2. Aux termes du dernier alinéa de l'article R. 222-1 du code de justice administrative : " Les premiers vice-présidents () des cours, () peuvent, par ordonnance, rejeter (), après l'expiration du délai de recours ou, lorsqu'un mémoire complémentaire a été annoncé, après la production de ce mémoire les requêtes d'appel manifestement dépourvues de fondement. () ".

3. Il ressort du dossier que Mme B est entrée en France le 13 mai 2016 sous visa touristique. Si l'intéressée affirme avoir déposé une demande de titre le 7 septembre 2020, elle ne l'établit pas par la pièce produite à cet effet dépourvue de date et de signature. Par ailleurs, les pièces produites à l'appui de sa requête pour établir avoir fixé le centre de ses intérêts en France sont constituées pour l'essentiel d'avis d'impôt nuls sur le revenu, de contrats de location, de documents bancaires et se rapportant à son téléphone mobile. Il est produit également une promesse d'embauche en date du 8 mai 2022 établie par une personne qui déclare que Mme B s'occupe de son fils depuis 4 ans à temps partiel avec lequel elle a noué des liens forts. Mais ces pièces sont insuffisantes pour caractériser une véritable insertion dans la société française. Par ailleurs, la circonstance que sa mère soit décédée et que sa sœur séjourne régulièrement en Italie ne suffit pas à démontrer que l'intéressée ne dispose plus d'attaches dans son pays d'origine où elle a vécu la majorité de sa vie. Dans ces conditions et comme l'a décidé à juste titre le tribunal, Mme B n'est pas fondé à soutenir que le refus de séjour en litige a méconnu les dispositions de l'article 8 de la convention européenne et de l'article L.423-23 du code de l'entrée et du séjour des étrangers et du droit d'asile.
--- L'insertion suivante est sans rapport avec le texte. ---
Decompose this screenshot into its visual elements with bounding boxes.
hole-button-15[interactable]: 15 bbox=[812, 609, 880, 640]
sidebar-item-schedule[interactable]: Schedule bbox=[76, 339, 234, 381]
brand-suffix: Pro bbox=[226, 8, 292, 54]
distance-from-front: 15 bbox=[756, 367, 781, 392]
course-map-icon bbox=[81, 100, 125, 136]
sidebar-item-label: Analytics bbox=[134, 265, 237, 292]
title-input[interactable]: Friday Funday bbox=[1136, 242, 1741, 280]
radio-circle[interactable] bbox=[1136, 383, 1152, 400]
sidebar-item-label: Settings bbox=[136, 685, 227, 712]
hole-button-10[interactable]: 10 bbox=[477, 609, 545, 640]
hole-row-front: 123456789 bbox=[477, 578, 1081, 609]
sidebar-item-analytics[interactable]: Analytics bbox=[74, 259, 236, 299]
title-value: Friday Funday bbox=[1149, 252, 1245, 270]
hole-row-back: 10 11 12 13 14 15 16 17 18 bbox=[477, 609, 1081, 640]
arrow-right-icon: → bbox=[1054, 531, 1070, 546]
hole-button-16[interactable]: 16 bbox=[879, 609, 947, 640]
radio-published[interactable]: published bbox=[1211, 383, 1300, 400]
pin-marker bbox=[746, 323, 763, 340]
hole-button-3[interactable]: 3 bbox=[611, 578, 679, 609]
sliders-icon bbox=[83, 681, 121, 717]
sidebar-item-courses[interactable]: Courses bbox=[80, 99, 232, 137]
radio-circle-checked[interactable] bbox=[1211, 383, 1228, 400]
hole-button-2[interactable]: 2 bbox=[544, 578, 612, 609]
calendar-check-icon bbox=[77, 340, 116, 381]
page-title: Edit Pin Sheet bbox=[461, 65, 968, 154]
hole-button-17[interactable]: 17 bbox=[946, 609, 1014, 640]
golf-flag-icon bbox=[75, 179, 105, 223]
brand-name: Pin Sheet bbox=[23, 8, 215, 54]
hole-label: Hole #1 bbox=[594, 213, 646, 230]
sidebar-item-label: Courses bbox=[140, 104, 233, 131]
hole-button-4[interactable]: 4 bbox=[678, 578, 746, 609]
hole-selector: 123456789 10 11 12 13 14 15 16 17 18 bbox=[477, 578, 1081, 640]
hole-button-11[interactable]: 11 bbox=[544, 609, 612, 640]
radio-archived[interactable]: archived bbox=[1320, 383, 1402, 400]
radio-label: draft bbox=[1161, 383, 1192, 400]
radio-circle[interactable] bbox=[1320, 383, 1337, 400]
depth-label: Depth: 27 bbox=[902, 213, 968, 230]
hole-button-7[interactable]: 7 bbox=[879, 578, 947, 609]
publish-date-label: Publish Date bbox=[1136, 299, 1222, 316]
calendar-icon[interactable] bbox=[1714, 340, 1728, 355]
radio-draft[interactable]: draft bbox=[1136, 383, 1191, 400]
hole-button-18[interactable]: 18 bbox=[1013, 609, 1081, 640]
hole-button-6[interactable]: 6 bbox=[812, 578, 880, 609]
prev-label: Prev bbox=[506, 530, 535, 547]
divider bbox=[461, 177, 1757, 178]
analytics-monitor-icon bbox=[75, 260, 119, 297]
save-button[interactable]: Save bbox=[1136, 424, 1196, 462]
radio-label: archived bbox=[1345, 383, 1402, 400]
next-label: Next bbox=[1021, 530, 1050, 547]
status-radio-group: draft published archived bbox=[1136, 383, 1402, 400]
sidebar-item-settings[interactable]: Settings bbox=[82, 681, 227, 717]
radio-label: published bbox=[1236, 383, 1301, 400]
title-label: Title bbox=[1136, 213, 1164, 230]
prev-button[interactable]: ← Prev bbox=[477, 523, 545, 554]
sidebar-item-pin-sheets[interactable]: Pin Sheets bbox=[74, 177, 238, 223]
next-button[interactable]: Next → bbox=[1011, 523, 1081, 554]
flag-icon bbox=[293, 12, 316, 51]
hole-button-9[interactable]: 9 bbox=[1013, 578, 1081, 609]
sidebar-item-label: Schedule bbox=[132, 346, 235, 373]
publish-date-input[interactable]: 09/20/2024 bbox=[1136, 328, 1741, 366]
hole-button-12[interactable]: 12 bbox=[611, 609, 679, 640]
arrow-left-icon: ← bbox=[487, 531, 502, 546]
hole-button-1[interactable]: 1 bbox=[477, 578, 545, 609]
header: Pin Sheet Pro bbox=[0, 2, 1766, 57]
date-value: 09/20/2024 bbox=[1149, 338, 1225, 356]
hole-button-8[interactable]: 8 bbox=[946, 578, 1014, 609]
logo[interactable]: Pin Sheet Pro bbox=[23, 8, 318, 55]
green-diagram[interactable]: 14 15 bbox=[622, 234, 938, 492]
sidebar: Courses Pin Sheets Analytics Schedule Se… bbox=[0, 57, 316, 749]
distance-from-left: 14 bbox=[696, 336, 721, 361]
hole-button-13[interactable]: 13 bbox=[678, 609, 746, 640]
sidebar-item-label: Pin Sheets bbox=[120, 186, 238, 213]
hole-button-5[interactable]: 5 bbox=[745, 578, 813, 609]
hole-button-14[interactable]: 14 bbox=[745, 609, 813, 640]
4. Pour les mêmes motifs, le préfet ne peut être regardé comme ayant commis une erreur manifeste d'appréciation au regard des dispositions de l'article L. 435-1 du code de l'entrée et du séjour des étrangers et du droit d'asile, ni au regard des conséquences de l'arrêté attaqué sur sa situation personnelle.

5. Enfin et eu égard à ce qui précède, le moyen tiré de l'exception d'illégalité du refus de séjour développé à l'encontre de la mesure d'éloignement ne peut être qu'écarté.

6. Il résulte de ce qui précède que la requête d'appel de Mme B, qui est manifestement dépourvue de fondement, au sens des dispositions du dernier alinéa de l'article R. 222-1 du code de justice administrative, doit être rejetée, en application de ces dispositions, y compris les conclusions aux fins d'injonction et celles présentées au titre de l'article L. 761-1 du code de justice administrative et de l'article 37 de la loi du 10 juillet 1991.

O R D O N N E :

Article 1er : La requête de Mme B est rejetée.

Article 2 : La présente ordonnance sera notifiée à Mme A B, à Me Traversini et au ministre de l'intérieur et des Outre-mer.

Copie en sera adressée au préfet des Alpes-Maritimes.

Fait à Marseille, le 27 février 2023.